The Long History of Self-Driving Cars

by Editorial Staff

Take a quick peek at the news these days, and it does seem like we’re getting closer to having cars drive themselves in the near future. Every week or so there are reports on the progress of Google cars driving around in various towns, while new car companies like Tesla keeps perfecting new technology that enables cars to change lanes perfectly and safely.

Is It Just Hype or Wishful Thinking?

People are imagined the arrival of driverless cars for a long time now. Imagine how the first cars came about. At the time, there were 3 essential elements to road transport: the carriage, the driver, and the horses. Cars came about when people imagined that they can do away with the horses.

How long did it take for people to wistfully imagine that drivers weren’t necessary either?
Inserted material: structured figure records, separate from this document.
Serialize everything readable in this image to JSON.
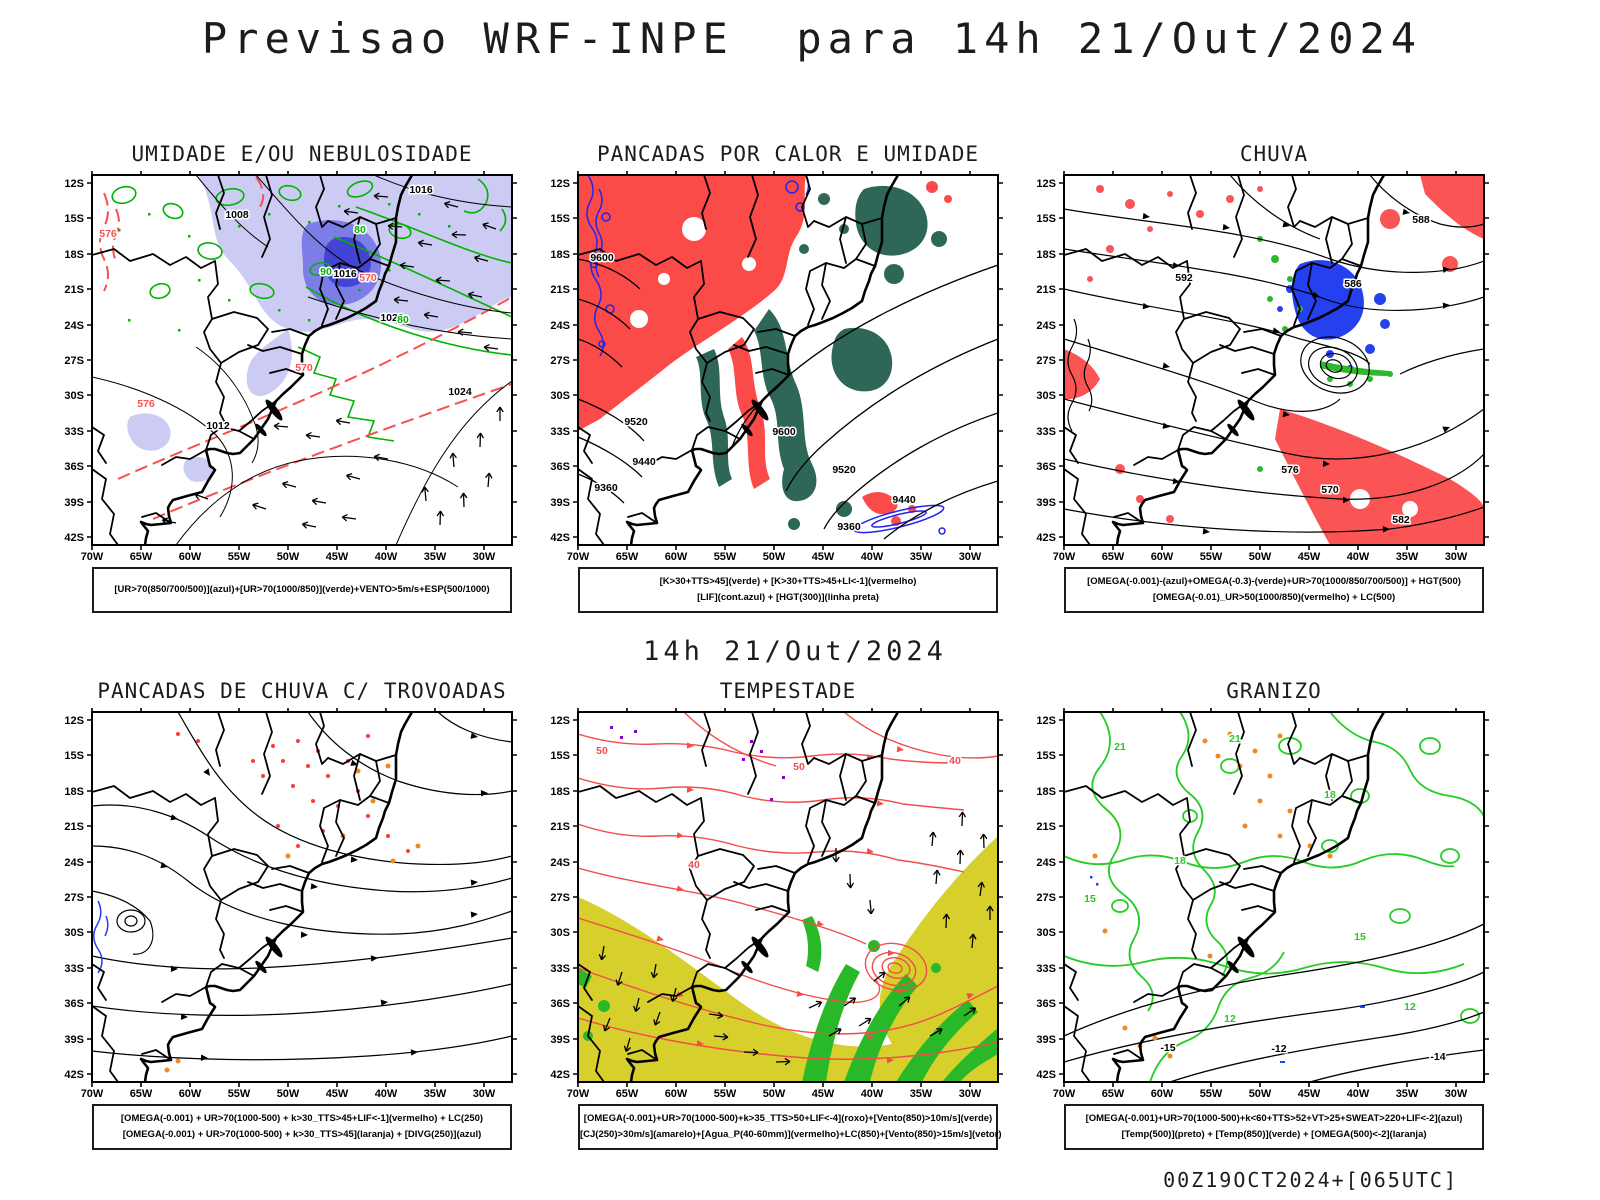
{
  "header": {
    "title": "Previsao WRF-INPE  para 14h 21/Out/2024"
  },
  "subtitle": "14h 21/Out/2024",
  "footer": {
    "run_info": "00Z19OCT2024+[065UTC]"
  },
  "axes": {
    "lat": [
      "12S",
      "15S",
      "18S",
      "21S",
      "24S",
      "27S",
      "30S",
      "33S",
      "36S",
      "39S",
      "42S"
    ],
    "lon": [
      "70W",
      "65W",
      "60W",
      "55W",
      "50W",
      "45W",
      "40W",
      "35W",
      "30W"
    ]
  },
  "panels": [
    {
      "title": "UMIDADE E/OU NEBULOSIDADE",
      "caption": [
        "[UR>70(850/700/500)](azul)+[UR>70(1000/850)](verde)+VENTO>5m/s+ESP(500/1000)"
      ],
      "labels": {
        "black": [
          "1008",
          "1016",
          "1016",
          "1012",
          "1020",
          "1024"
        ],
        "red": [
          "570",
          "576",
          "570",
          "576"
        ],
        "green": [
          "80",
          "90",
          "80"
        ]
      }
    },
    {
      "title": "PANCADAS POR CALOR E UMIDADE",
      "caption": [
        "[K>30+TTS>45](verde) + [K>30+TTS>45+LI<-1](vermelho)",
        "[LIF](cont.azul) + [HGT(300)](linha preta)"
      ],
      "labels": {
        "black": [
          "9600",
          "9520",
          "9440",
          "9360",
          "9600",
          "9520",
          "9440",
          "9360"
        ]
      }
    },
    {
      "title": "CHUVA",
      "caption": [
        "[OMEGA(-0.001)-(azul)+OMEGA(-0.3)-(verde)+UR>70(1000/850/700/500)] + HGT(500)",
        "[OMEGA(-0.01)_UR>50(1000/850)(vermelho) + LC(500)"
      ],
      "labels": {
        "black": [
          "592",
          "586",
          "588",
          "576",
          "570",
          "582"
        ]
      }
    },
    {
      "title": "PANCADAS DE CHUVA C/ TROVOADAS",
      "caption": [
        "[OMEGA(-0.001) + UR>70(1000-500) + k>30_TTS>45+LIF<-1](vermelho) + LC(250)",
        "[OMEGA(-0.001) + UR>70(1000-500) + k>30_TTS>45](laranja) + [DIVG(250)](azul)"
      ],
      "labels": {}
    },
    {
      "title": "TEMPESTADE",
      "caption": [
        "[OMEGA(-0.001)+UR>70(1000-500)+k>35_TTS>50+LIF<-4](roxo)+[Vento(850)>10m/s](verde)",
        "[CJ(250)>30m/s](amarelo)+[Agua_P(40-60mm)](vermelho)+LC(850)+[Vento(850)>15m/s](vetor)"
      ],
      "labels": {
        "red": [
          "50",
          "50",
          "40",
          "40"
        ]
      }
    },
    {
      "title": "GRANIZO",
      "caption": [
        "[OMEGA(-0.001)+UR>70(1000-500)+k<60+TTS>52+VT>25+SWEAT>220+LIF<-2](azul)",
        "[Temp(500)](preto) + [Temp(850)](verde) + [OMEGA(500)<-2](laranja)"
      ],
      "labels": {
        "green": [
          "21",
          "21",
          "18",
          "18",
          "15",
          "15",
          "12",
          "12"
        ],
        "black": [
          "-12",
          "-15",
          "-14"
        ]
      }
    }
  ],
  "colors": {
    "humidity_shade_light": "#cbcbf3",
    "humidity_shade_mid": "#7d7de8",
    "humidity_shade_dark": "#4343d6",
    "green_contour": "#00b300",
    "red_dashed_contour": "#f8504e",
    "convective_red_fill": "#fb4b49",
    "teal_fill": "#2e6757",
    "blue_contour": "#2323f0",
    "rain_red": "#fa4b4b",
    "rain_blue": "#2540ef",
    "rain_green": "#2db82d",
    "orange_speckle": "#ef8a1f",
    "storm_yellow": "#d7cf2c",
    "storm_green": "#28b828",
    "storm_purple": "#8a00cc",
    "hail_green": "#24cc24",
    "map_line": "#000000"
  }
}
Such a possibility must have been more than just a pipe dream as technology became more advanced. Factories were putting in automatic systems, and computers were becoming more sophisticated.

With automatic transmission, driverless cars became even more of a possibility. After all, if we can trust cars to pick the right gear themselves, it stands to reason that eventually they can make all the driving decisions.

The Long History of Wishing for Driverless Cars

The very first serious prediction of self-driving cars was revealed way back in 1939. It was the World’s Fair in New York, and General Motors unveiled their Futurama display to wide public acclaim as it presented the company’s vision of the future in 20 years. Their imagined world offered an automated highway system full of self-driving cars.

It was a more efficient and orderly road for the people then. At the time, their roads were mostly winding paths were cars shared space with horses and pedestrians. The Futurama display offered a smoother flow of traffic. Part of this vision did come about in less than 20 years after that fair, as the US finally had their interstate highway system.

The self-driving car element of Futurama became more real in 1971. It happened in the UK, when the Road Research Laboratory presented their specially designed car outfitted with special auto-driving technology. Even then, they used a computerized system to maneuver the car. The goal was to combine the convenience of highway driving with the safety offered by railway transport.

In 1977, the first truly autonomous transport was made in Japan. The car was able to go up to 20 mph as it turned itself by tracking white street markers. This was an astonishing achievement, given the crudity and sluggishness of the computers of the time.

Mercedes-Benz came along in 1980 with a team headed by an aerospace engineer named Ernst Dickmanns. This time they used visual guidance systems for their self-driving van. The van was load with computers, along with sensors and camera for guidance. The van was able to reach speeds of up to 60 mph, though the tests were conducted on unused roads.

Mercedes-Benz kept on tweaking their designs, and by 1994 they have advanced enough that their vehicle was able to navigate the streets of Paris. The autopilot system involved the accelerator, brakes, and the steering wheel. Video cameras acted as sensors to track the road and the other vehicles, and the data was sent to an onboard computer that sent signals to the autopilot controls. This effort elevated Dickmanns as one of the key pioneers of self-driving cars.

Many other research institutes as well as universities delved into the subject matter seriously. Carnegie Mellon University came up with a specially modified Pontiac Trans Sport, with a system that automatically controlled the steering. Though a human driver was needed to control the hand throttle and the breaks, the steering was controlled by computers, and the car was able to complete a journey of 3,100 miles.

21st Century Autonomous Cars

By the mid-2000s, autonomous driving was seriously heating up. DARPA (the Defense Advanced Research Projects Agency of the US Department of Defense) hosted a competition for self-driving vehicles in 2004. It involved a winding 150-mile course in the desert, and the prize was a million dollars. No one won, but in 2005 the competition did produce a winner in Stanford University, which topped the 24-entry competition with its self-driving Volkswagen Touareg.

By 2010, 4 electric vans were able to complete a 100-day, 9,000-mile intercontinental journey from Parma, Italy to Shanghai, China. In 2013, autonomous cars were even able to navigate the streets of Parma, while obeying the street regulations and avoiding pedestrians.

Google has joined the fray, and now it has a fleet of self-driving cars that are currently undergoing testing in various towns around the country. Uber has its own autonomous car program, while other car companies like Ford and Tesla are making huge strides in tech advances as well.

Conclusion

For the last 50 years, people have been predicting the arrival of driverless cars, and they’re still doing that today. The main difference is that this time, it’s much more likely to happen.